Reynolds is chief executive of Caring Companion Home Care L.L.C., Concord, Mass., and a member of a family that has been in the home care business in several different U.S. markets since 1992.
The family now has operations in Florida, Kansas and Missouri as well as Massachusetts, and he is familiar with the stories of hundreds of home care clients.
His own company now focuses exclusively on families that can scrape up the money to pay cash for private-duty nursing care and other home-based services.
When asked during an interview about how many of the families can use LTCI coverage to pay for the care, he thinks a bit, then says the percentage might be "10% to 10%." Then he thinks a bit more and says, "Closer to 10 percent…. It's not near as high as it ought to be."

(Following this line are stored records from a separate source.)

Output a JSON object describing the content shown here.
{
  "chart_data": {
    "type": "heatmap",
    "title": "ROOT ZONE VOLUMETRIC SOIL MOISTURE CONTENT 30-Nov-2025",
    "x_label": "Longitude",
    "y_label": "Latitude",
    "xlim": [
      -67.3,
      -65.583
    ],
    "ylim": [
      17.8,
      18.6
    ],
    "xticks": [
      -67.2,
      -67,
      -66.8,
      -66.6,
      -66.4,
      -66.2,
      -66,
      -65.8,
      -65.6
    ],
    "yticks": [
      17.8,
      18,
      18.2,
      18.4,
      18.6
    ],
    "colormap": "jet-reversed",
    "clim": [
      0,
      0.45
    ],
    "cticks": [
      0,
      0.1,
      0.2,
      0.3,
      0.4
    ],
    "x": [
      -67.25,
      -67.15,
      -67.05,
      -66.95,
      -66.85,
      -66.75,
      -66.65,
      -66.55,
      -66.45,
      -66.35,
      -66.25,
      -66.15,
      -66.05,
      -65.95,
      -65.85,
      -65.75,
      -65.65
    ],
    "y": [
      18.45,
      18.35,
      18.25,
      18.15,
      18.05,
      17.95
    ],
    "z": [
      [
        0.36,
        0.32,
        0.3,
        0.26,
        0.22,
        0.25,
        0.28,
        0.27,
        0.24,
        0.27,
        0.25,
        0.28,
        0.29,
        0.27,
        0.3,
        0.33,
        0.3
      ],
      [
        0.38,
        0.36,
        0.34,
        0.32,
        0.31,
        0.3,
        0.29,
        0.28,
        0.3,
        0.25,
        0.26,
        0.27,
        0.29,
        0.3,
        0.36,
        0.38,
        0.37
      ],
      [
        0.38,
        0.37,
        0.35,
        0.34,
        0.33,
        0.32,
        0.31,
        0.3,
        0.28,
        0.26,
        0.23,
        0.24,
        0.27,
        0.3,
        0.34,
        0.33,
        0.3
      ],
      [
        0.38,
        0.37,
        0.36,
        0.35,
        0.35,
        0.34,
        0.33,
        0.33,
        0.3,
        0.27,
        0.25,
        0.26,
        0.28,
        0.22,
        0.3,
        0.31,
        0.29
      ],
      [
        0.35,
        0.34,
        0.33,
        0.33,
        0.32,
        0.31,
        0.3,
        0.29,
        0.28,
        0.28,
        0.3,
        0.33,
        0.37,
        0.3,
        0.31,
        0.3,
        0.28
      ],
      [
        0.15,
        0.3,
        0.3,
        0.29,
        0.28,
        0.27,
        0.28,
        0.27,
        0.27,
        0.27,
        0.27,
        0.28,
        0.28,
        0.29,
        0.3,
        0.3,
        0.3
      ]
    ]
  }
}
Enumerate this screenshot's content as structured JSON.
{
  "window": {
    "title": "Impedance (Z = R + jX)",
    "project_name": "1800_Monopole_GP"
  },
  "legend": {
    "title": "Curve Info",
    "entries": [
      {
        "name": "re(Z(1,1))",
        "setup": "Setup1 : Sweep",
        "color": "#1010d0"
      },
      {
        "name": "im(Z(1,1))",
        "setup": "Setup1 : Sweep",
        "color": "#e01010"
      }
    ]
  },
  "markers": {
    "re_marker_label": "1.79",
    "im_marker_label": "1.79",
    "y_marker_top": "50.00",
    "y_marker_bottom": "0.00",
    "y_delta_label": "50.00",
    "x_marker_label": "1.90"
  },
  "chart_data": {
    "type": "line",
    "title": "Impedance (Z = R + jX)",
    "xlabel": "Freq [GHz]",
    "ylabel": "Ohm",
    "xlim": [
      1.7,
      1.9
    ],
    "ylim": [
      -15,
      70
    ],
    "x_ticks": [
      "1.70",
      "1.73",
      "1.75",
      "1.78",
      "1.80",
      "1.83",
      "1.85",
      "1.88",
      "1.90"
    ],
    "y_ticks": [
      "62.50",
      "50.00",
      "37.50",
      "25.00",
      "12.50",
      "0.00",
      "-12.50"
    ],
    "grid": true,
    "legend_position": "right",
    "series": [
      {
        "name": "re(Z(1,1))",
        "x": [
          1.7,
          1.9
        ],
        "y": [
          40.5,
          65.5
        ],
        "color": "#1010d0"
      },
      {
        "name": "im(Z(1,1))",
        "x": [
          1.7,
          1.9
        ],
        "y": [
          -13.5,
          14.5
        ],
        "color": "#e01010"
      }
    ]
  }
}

The National Association for Home Care & Hospice, Washington, estimates that 7.6 million Americans received formal home health care and related services with a total value of about $58 billion in 2007. Millions more frail and disabled Americans, including elderly Americans, received homemaker services.
The services provided in homes ranged from a little help with shopping and doing the laundry to help with operating complicated medical machinery.
In many cases, a little money spent on home health and homemaker services can help an older person save money and maximize quality of life by staying in their own homes, Reynolds says.
Home care may be the country's secret weapon in the battle to provide support services for the aging boomers, because expanding the supply of home care may be as simple as sending a would-be aide to a 90-day certification course and is not nearly as complicated or costly as creating a nursing home bed, Reynolds says.
Reynolds' firm can do everything for a client from providing simple homemaker services to sending in nurses. It can attach GPS devices to clients suffering from dementia and post reports on the Web.
One thing the firm doesn't do is accepting clients who will be paying for Medicare or Medicaid.
Medicare will pay for skilled nursing services at home for some patients.